Lainnya sebesar 6,8 persen, jawaban lainnya diantaranya adalah belum ada sosialisasi protocol kesehatan dari pihak sekolah dan Tidak memiliki kendaraan pribadi, sehingga harus naik angkutan umum yang rentan tertular covid-19.
“Mayoritas responden memang menolak buka sekolah tatap muka karena masih tinggi kasus, pandemic belum dapat dikendalikan pemerintah, sehingga mereka sangat khawatir tertular covid-19, apalagi untuk guru-guru yang usianya sudah lebih dari 50 tahun dan disertai pula dengan penyakit penyerta seperti diabetes, jantung dan lain-lain,” pungkas Heru.

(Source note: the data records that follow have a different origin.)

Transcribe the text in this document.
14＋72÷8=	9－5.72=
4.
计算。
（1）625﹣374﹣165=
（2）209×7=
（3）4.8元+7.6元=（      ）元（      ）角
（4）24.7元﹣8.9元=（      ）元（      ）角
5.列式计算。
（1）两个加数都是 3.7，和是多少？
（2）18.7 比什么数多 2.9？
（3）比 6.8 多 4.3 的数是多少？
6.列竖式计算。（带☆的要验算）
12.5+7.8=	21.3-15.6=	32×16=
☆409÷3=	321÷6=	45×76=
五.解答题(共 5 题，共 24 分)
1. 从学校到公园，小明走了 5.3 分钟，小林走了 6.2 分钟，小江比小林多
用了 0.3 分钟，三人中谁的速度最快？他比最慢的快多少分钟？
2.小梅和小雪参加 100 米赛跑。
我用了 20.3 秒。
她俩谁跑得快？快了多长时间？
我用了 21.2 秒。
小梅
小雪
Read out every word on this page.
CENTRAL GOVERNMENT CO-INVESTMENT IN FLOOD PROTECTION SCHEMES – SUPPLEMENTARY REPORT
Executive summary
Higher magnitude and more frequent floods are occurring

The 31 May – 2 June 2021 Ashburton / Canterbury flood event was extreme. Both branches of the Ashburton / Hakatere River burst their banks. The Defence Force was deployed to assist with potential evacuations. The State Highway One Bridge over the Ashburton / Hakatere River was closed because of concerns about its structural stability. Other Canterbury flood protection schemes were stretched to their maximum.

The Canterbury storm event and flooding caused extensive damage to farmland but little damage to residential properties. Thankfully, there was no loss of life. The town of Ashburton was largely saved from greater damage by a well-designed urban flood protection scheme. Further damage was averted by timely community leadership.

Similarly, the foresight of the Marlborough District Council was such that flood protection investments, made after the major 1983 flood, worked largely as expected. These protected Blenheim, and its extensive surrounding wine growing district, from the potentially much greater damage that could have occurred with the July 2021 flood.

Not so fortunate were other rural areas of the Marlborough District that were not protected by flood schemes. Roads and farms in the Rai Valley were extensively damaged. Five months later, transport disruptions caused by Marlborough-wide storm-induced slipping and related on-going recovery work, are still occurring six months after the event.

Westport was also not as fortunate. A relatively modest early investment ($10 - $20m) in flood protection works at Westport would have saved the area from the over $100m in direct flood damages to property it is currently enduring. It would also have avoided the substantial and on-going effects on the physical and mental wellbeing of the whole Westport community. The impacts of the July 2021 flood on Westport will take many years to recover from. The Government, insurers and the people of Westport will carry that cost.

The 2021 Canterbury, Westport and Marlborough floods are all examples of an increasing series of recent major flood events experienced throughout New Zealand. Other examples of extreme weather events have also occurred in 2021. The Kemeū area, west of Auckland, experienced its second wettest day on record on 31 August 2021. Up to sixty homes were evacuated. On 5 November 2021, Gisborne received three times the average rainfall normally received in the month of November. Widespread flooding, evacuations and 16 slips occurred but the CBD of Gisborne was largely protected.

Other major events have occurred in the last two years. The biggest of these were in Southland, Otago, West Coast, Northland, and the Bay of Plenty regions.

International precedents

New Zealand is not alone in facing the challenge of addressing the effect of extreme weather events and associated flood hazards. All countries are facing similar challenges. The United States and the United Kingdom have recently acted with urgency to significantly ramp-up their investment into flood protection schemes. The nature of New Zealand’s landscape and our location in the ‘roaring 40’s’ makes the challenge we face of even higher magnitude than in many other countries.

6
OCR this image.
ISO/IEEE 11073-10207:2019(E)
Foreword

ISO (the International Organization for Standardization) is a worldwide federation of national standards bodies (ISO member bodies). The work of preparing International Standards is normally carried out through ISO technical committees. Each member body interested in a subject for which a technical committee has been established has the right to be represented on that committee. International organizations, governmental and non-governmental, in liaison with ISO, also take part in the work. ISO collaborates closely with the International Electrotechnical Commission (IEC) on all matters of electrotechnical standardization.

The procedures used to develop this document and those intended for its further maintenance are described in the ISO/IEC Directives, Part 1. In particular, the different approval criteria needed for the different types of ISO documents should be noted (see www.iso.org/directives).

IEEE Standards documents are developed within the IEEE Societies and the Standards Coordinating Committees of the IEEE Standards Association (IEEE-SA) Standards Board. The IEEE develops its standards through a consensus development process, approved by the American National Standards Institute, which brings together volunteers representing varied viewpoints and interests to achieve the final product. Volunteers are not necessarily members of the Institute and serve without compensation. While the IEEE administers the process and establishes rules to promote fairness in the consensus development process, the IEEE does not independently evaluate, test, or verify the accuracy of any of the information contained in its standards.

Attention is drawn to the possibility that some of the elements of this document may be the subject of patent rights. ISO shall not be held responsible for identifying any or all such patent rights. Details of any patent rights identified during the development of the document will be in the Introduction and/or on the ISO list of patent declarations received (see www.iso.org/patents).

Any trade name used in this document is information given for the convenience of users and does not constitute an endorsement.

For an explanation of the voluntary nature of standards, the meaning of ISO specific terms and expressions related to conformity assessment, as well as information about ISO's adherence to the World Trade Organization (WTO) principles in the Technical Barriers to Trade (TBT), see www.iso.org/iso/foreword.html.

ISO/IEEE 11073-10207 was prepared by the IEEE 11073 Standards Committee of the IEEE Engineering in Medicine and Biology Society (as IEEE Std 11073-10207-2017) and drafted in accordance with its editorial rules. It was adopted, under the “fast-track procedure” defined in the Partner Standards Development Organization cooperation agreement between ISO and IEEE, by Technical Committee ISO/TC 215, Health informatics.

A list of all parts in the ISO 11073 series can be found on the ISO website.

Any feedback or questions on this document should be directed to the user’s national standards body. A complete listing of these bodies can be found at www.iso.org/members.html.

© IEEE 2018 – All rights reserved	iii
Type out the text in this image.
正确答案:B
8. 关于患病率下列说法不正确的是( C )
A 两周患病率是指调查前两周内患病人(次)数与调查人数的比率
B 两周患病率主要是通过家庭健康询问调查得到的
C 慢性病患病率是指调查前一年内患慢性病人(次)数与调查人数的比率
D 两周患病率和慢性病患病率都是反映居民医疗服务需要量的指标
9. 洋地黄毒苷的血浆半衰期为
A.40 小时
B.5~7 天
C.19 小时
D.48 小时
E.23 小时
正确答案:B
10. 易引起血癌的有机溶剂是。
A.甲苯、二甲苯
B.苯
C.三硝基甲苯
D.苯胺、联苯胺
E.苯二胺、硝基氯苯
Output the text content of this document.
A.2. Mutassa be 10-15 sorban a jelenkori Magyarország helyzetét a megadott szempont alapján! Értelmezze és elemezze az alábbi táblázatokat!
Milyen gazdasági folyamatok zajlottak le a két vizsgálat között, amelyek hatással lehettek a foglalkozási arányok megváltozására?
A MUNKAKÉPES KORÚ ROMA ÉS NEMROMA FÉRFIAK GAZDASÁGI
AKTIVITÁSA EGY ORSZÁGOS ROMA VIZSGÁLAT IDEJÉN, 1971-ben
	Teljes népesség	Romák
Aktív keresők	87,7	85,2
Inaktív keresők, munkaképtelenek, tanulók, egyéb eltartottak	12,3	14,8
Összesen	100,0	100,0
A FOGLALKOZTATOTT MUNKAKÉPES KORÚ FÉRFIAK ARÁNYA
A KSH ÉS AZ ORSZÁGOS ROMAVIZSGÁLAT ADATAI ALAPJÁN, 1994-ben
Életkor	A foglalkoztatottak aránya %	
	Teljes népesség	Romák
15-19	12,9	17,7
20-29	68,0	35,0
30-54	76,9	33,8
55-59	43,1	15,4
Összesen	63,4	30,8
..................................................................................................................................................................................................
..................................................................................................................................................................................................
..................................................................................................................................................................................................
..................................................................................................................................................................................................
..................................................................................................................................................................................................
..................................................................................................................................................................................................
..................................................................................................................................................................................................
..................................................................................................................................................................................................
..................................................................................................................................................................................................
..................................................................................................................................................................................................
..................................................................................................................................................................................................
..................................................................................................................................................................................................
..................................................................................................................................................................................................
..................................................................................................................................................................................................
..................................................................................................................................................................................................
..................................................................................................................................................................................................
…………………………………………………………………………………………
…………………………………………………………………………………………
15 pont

Adapun rekomendasi FSGI adalah,
Pertama, FSGI mendorong pemerintah daerah untuk hati-hati dalam memutuskan membuka sekolah pada Januari 2021 karena kasus covid masih tinggi dan belum dapat dikendalikan;
Kedua, FSGI mendorong pemerintah tetap menetapkan bahwa 4 Januari 2021 sebagai awal semester genap, namun bukan berarti pembelajaran tatap muka dilakukan pada 4 Januari 2021, karena masih butuh waktu lama dalam penyiapan infrastruktur dan protocol kesehatan adaptasi kebiasaan baru di sekolah;
Ketiga, FSGI mendorong pembukaan sekolah di mulai dari kelas paling atas, pada jenjang paling tinggi dan disertai ujicoba dengan 25% siswa;
Keempat, FSGI mendorong tes antiden untuk seluruh pendidijk dan peserta didik yang akan melakukan pembelajaran tatap muka.